Traumatische Erfahrungen können das Leben von Kindern und Jugendlichen tiefgreifend beeinflussen. Manchmal wirken die Erlebnisse noch lange nach – in Form von Ängsten, Schlafproblemen, Konzentrationsschwierigkeiten oder plötzlichen Stimmungsschwankungen. Eine anerkannte Methode, um solche seelischen Verletzungen zu verarbeiten, ist EMDR.
Doch was genau steckt hinter diesem ungewöhnlichen Begriff – und wie funktioniert die Methode bei jungen Menschen?
Was bedeutet EMDR?
EMDR steht für Eye Movement Desensitization and Reprocessing, auf Deutsch: Desensibilisierung und Verarbeitung durch Augenbewegungen.
Die Methode wurde ursprünglich zur Behandlung von Erwachsenen mit Posttraumatischer Belastungsstörung (PTBS) entwickelt. Heute wird EMDR erfolgreich auch bei Kindern und Jugendlichen eingesetzt – etwa nach:
Unfällen oder plötzlichen Verlusten
Missbrauch oder Gewalterfahrungen
Mobbing oder schweren familiären Konflikten
Belastenden medizinischen Eingriffen
Naturkatastrophen oder Fluchterfahrungen
Wie funktioniert EMDR?
Vereinfacht gesagt: In der EMDR-Therapie wird das belastende Erlebnis bewusst erinnert, während gleichzeitig gezielte Augenbewegungen oder andere bilaterale Reize (z. B. Tippen auf Hände, Töne im Wechsel) eingesetzt werden.
Das Ziel: Die emotionale Ladung der Erinnerung wird reduziert, und das Gehirn kann die Erfahrung neu verarbeiten – ähnlich wie es normalerweise im Schlaf (Traumphase) geschieht.
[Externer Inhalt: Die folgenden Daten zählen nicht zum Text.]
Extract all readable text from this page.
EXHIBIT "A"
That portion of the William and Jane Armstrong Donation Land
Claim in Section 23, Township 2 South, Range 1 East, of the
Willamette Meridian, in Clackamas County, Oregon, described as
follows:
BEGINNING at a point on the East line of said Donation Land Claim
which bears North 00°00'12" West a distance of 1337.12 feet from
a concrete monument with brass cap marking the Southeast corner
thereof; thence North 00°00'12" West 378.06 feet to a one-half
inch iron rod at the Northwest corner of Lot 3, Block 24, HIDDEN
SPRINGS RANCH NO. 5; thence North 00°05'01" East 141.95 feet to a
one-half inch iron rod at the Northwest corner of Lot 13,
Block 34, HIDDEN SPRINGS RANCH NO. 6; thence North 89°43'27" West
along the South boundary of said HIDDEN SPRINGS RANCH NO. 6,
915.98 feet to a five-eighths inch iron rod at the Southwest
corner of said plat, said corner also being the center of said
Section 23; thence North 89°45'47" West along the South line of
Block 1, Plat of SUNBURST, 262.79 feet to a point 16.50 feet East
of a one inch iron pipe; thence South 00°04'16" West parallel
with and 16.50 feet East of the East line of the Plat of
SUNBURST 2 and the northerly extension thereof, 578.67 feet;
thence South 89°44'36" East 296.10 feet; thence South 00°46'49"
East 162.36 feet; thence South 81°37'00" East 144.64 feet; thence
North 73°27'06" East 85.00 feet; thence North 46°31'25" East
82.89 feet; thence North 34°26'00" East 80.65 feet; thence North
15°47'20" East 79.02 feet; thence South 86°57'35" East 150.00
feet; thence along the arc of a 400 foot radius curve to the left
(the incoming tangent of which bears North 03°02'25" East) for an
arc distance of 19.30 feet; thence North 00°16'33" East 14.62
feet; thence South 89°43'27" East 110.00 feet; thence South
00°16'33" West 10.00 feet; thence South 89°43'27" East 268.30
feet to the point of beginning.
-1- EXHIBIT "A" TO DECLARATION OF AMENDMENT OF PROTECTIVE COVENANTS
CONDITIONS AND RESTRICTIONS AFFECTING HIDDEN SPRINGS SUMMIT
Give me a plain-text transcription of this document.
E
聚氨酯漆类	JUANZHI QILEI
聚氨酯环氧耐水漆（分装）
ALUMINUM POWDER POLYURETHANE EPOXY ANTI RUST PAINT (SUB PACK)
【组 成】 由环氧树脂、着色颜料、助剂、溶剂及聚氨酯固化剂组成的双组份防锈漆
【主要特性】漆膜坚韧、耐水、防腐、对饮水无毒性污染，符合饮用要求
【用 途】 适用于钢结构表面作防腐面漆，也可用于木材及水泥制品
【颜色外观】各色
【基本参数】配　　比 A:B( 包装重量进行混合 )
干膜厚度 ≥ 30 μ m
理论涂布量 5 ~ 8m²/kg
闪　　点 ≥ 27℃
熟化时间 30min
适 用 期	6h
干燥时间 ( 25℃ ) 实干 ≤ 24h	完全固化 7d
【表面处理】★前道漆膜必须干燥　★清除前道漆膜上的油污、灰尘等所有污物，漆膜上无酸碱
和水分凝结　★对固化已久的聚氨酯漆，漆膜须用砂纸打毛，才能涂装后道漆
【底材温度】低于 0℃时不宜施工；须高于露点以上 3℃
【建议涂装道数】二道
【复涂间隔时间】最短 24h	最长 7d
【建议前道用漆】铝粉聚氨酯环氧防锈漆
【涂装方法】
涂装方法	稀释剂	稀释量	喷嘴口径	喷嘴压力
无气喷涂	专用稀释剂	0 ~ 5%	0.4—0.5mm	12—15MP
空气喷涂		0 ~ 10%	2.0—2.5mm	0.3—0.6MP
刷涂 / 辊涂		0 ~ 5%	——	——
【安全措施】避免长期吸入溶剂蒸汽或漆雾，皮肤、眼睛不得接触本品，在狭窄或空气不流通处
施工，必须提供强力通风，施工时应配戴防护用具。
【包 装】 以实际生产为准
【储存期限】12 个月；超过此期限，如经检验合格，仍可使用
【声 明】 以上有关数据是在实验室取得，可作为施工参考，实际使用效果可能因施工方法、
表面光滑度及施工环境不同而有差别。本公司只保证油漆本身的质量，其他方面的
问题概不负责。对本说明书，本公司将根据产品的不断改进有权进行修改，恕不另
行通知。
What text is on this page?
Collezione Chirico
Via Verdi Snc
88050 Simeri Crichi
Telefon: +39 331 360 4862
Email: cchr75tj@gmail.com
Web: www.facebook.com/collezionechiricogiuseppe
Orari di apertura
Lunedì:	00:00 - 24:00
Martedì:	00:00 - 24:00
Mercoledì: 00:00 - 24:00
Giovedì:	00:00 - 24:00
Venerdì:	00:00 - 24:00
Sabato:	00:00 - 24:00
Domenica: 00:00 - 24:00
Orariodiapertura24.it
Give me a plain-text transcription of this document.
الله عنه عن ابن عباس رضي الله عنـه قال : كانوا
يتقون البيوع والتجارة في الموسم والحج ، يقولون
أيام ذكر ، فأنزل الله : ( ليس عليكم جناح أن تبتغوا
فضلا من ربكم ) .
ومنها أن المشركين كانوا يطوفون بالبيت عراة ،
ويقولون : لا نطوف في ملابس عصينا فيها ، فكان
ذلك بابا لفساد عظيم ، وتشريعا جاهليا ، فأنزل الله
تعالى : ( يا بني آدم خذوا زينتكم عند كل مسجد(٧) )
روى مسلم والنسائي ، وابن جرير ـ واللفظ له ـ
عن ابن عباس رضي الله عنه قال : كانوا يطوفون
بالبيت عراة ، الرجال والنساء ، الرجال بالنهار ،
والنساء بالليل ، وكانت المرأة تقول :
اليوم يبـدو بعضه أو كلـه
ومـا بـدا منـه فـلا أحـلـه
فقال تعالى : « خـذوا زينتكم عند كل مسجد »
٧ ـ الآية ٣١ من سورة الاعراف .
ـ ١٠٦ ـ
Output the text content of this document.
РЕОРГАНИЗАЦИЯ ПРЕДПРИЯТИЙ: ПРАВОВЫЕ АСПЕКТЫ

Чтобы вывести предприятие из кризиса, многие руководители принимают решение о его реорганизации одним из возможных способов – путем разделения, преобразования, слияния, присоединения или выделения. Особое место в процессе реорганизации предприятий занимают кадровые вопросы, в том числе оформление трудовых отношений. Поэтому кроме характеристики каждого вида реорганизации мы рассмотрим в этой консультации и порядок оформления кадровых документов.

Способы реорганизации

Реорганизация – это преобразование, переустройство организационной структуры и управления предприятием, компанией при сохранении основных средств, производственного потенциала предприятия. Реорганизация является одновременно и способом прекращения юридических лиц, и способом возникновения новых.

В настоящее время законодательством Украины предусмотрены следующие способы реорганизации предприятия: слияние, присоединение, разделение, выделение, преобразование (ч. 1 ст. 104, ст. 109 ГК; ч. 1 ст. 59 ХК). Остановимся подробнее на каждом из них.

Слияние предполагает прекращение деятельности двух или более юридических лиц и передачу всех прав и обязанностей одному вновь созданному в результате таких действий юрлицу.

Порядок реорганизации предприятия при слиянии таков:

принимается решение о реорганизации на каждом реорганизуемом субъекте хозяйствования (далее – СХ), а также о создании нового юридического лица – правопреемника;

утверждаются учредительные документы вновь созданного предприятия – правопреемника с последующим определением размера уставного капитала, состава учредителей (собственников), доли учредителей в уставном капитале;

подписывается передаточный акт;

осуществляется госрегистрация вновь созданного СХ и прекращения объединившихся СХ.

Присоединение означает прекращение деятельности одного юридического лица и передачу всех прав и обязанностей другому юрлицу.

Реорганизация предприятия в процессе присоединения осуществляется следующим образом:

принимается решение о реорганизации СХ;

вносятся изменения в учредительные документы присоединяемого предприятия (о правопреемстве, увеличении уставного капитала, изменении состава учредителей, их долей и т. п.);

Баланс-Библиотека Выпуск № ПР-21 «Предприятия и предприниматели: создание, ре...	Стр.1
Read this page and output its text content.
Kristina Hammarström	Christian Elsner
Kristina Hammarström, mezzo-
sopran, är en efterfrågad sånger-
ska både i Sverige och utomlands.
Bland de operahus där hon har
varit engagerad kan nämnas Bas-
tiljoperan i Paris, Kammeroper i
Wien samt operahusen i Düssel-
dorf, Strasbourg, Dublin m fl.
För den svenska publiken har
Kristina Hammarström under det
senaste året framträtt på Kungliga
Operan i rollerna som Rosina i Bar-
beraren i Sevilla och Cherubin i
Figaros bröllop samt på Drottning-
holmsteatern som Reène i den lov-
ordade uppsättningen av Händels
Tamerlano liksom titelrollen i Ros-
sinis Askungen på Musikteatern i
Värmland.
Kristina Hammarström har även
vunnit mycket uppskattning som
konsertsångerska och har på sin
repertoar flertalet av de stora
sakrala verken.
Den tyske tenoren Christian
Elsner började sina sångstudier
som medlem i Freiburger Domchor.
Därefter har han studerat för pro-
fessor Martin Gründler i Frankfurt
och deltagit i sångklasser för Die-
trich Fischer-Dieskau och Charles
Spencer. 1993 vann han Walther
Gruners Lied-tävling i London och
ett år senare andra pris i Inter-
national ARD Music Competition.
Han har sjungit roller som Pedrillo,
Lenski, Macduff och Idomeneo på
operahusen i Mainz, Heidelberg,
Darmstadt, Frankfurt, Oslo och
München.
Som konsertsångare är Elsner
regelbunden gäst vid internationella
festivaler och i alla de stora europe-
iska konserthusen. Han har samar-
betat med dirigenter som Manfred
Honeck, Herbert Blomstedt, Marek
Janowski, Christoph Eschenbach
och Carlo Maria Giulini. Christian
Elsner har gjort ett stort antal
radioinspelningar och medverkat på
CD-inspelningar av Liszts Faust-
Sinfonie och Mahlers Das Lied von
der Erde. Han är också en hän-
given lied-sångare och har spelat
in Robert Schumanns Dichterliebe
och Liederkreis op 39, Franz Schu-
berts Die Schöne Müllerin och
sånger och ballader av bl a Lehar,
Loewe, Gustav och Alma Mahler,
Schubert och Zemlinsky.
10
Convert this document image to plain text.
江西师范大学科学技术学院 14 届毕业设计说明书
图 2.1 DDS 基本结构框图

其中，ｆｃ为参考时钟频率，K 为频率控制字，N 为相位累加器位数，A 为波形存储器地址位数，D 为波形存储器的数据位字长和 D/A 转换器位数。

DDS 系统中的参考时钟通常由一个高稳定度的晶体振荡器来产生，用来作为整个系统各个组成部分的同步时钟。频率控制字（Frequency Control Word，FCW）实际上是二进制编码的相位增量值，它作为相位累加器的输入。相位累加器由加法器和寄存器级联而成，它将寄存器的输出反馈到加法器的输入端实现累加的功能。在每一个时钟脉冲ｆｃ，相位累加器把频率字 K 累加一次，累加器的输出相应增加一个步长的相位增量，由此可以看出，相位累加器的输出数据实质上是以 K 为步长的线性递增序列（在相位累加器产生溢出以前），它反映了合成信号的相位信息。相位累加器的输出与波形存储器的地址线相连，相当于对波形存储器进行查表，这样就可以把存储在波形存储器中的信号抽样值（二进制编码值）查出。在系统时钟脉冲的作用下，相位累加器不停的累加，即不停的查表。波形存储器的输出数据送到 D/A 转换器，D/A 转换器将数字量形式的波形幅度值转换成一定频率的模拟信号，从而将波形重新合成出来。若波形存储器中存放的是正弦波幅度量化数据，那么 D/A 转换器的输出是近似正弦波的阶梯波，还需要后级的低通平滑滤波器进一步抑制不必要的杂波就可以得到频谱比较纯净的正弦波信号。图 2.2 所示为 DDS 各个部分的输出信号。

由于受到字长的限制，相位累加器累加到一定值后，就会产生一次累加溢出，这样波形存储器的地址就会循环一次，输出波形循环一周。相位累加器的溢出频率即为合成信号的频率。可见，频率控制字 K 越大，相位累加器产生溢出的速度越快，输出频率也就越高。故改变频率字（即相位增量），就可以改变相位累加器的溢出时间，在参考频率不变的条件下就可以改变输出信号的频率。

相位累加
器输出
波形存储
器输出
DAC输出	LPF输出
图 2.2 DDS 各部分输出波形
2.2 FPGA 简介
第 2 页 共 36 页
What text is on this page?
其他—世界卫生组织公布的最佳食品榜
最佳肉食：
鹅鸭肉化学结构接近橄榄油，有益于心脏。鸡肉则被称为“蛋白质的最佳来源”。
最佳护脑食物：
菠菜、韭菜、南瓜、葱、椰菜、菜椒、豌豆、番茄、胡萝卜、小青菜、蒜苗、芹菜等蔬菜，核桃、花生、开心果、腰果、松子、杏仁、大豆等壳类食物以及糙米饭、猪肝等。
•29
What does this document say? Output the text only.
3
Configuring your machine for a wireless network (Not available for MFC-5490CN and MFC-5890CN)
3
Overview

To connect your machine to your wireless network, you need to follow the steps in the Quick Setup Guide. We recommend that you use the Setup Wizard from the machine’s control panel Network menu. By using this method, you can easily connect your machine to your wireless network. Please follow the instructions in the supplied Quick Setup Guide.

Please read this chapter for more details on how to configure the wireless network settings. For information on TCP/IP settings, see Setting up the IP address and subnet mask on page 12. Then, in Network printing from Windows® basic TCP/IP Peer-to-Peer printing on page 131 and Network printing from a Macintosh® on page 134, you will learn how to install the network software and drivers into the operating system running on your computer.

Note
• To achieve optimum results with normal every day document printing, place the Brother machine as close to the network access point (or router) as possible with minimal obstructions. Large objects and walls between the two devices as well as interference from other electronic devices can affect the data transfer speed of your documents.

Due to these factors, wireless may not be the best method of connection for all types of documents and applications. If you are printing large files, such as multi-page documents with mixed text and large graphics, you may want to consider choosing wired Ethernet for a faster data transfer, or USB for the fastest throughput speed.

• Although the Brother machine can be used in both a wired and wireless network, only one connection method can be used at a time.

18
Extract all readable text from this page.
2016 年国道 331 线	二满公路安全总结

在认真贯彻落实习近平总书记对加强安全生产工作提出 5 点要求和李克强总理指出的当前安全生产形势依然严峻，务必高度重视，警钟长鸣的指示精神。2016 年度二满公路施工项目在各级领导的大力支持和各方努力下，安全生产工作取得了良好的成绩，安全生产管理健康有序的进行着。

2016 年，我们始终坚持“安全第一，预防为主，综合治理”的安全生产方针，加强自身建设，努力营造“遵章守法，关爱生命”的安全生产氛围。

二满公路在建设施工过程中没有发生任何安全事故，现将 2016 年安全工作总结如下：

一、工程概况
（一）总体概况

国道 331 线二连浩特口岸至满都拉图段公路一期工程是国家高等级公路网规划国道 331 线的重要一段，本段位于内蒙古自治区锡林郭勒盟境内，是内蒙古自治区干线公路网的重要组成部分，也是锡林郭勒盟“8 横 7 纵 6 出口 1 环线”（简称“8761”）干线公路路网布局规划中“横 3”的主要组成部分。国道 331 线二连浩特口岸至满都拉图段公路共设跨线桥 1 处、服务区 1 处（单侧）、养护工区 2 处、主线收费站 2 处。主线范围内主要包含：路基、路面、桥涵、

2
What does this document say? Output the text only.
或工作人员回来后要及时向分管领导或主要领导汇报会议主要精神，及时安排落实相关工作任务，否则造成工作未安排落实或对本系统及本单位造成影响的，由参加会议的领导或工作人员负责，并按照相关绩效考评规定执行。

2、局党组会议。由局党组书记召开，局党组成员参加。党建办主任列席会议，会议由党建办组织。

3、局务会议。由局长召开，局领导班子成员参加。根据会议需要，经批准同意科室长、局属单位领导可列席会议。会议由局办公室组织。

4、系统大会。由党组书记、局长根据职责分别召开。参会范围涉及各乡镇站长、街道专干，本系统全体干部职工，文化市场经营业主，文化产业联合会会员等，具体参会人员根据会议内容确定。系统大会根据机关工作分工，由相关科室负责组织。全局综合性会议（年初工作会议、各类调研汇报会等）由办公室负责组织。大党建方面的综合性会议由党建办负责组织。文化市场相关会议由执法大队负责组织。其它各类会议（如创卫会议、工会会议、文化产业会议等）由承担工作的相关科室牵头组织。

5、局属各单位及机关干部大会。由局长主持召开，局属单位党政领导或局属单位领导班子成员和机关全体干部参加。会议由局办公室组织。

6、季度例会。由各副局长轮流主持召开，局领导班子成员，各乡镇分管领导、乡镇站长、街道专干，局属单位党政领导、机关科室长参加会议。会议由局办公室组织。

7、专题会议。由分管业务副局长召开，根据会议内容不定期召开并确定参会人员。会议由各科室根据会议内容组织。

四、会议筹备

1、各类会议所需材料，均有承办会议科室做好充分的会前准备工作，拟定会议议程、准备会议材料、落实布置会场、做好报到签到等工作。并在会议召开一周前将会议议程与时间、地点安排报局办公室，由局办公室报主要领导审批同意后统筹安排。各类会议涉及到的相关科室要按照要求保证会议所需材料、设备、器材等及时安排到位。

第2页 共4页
Warum hilft das bei Trauma?
Traumatische Erlebnisse sind häufig nicht vollständig verarbeitet – sie bleiben wie eingefroren im Gedächtnis, mit all den Gefühlen, Bildern und Körperempfindungen. Dadurch reichen oft kleine Auslöser (z. B. ein Geräusch oder ein Geruch), um intensive Reaktionen hervorzurufen.
EMDR unterstützt das Gehirn dabei, diese Blockade zu lösen. Viele Jugendliche berichten nach einer EMDR-Behandlung, dass sie sich:
innerlich ruhiger fühlen
besser schlafen können
weniger Albträume oder Flashbacks haben
belastende Gedanken loslassen können
wieder mehr Lebensfreude spüren
Ist EMDR für Kinder und Jugendliche geeignet?
Ja – EMDR wird speziell an das Alter und die Entwicklung des Kindes angepasst. Je jünger das Kind, desto spielerischer und bildhafter verläuft die Therapie. Bei Jugendlichen können auch Musik, kreative Methoden oder kurze Bewegungsübungen integriert werden.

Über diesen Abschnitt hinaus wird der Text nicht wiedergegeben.